The announcement comes on the same day that the Republican Party is holding the first Republican primary debate in Cleveland, broadcast by Fox News. The calendar set by the Democratic National Committee has the first debate set in Nevada on the 13th of October and the rest of the five debates will take place in Iowa on the 14th of November, in New Hampshire on the 19th of December, in South Carolina on the 17th of January, and the Florida and Wisconsin debates are due to be scheduled. The primary debate in Nevada will be hosted by CNN.
According to Reuters, after the announcement was made by the Democratic National Committee, rivaling contenders of Democratic frontrunner Hillary Clinton have complained about the small amount of debates that they have been given and worry that they would not have the time to send their messages to the nation and try to go against Hillary Clinton. Former Secretary of State Clinton has been leading in every national poll and is enjoying massive media coverage ever since her announcement video, followed by Vermont Senator and socialist Bernie Sanders. The other four Presidential hopefuls including former Maryland Governor Martin O’Malley, former Rhode Island Senator and Governor Lincoln Chaffe and former Virginia Senator Jim Webb stated that there is simply not enough time to challenge Clinton.

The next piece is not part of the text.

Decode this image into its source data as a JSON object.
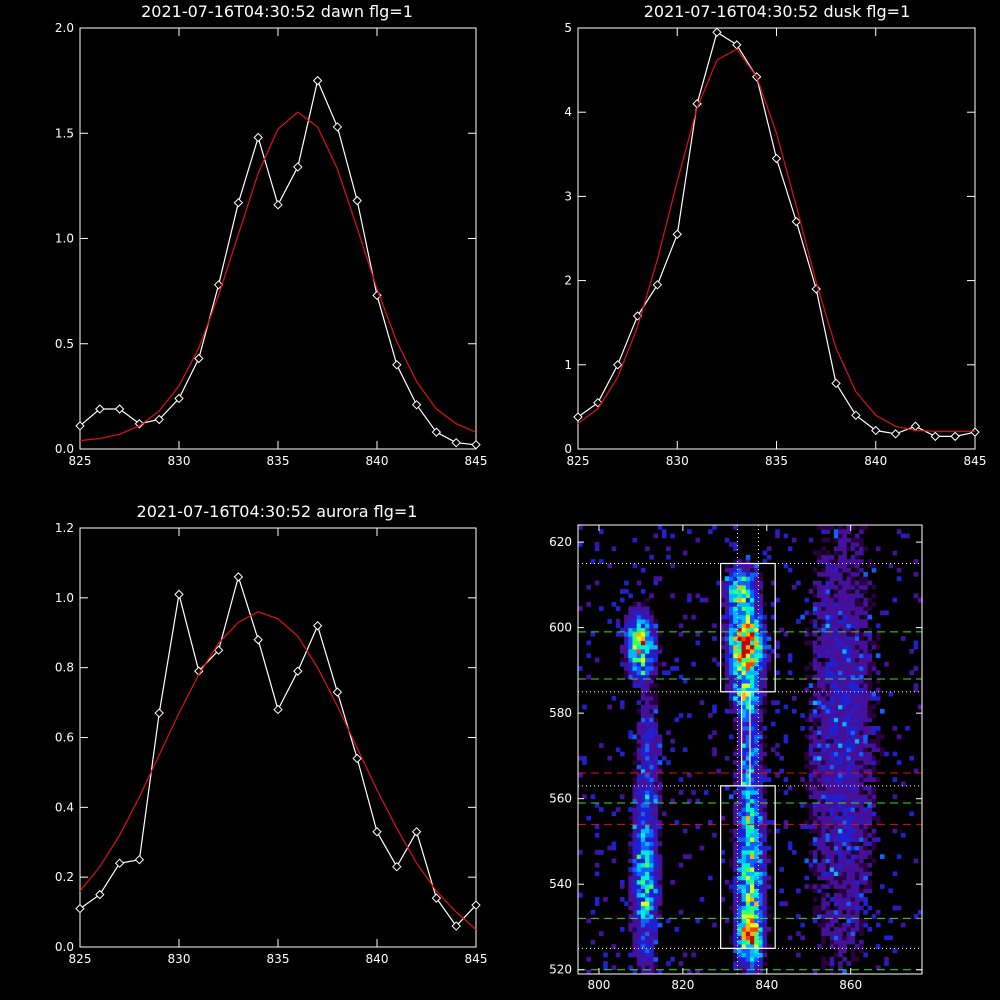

According to Reuters, former Maryland Governor Martin O’Malley stated that the process could be a restriction of the message the candidates want to send. He said “What they are proposing does not give you, the voters, ample opportunity to hear from the Democratic candidates for President.”
The Chair Representative of the Democratic National Committee, Debbie Wasserman Schultz, said that the debating process “will highlight the clear contrast between the values of the Democratic Party which is focused on strengthening the middle class versus Republicans who want to pursue out of touch and out of date policies.”
In order to be eligible for any of the debates, the candidate must have at least 1% out of three credible national polls six weeks before a debate.
The candidates including O’Malley and Sanders have issued their protest of the entire debating process that these limitation of the debates right before the Iowa caucuses in February with only four debates is seen as undemocratic and that there is no guarantee that the entire field of Democrat candidates would be able to gather in the same place at the same time for every debate.
The next gathering of the candidates will be at the Democratic national Committee meeting in Minneapolis later this month.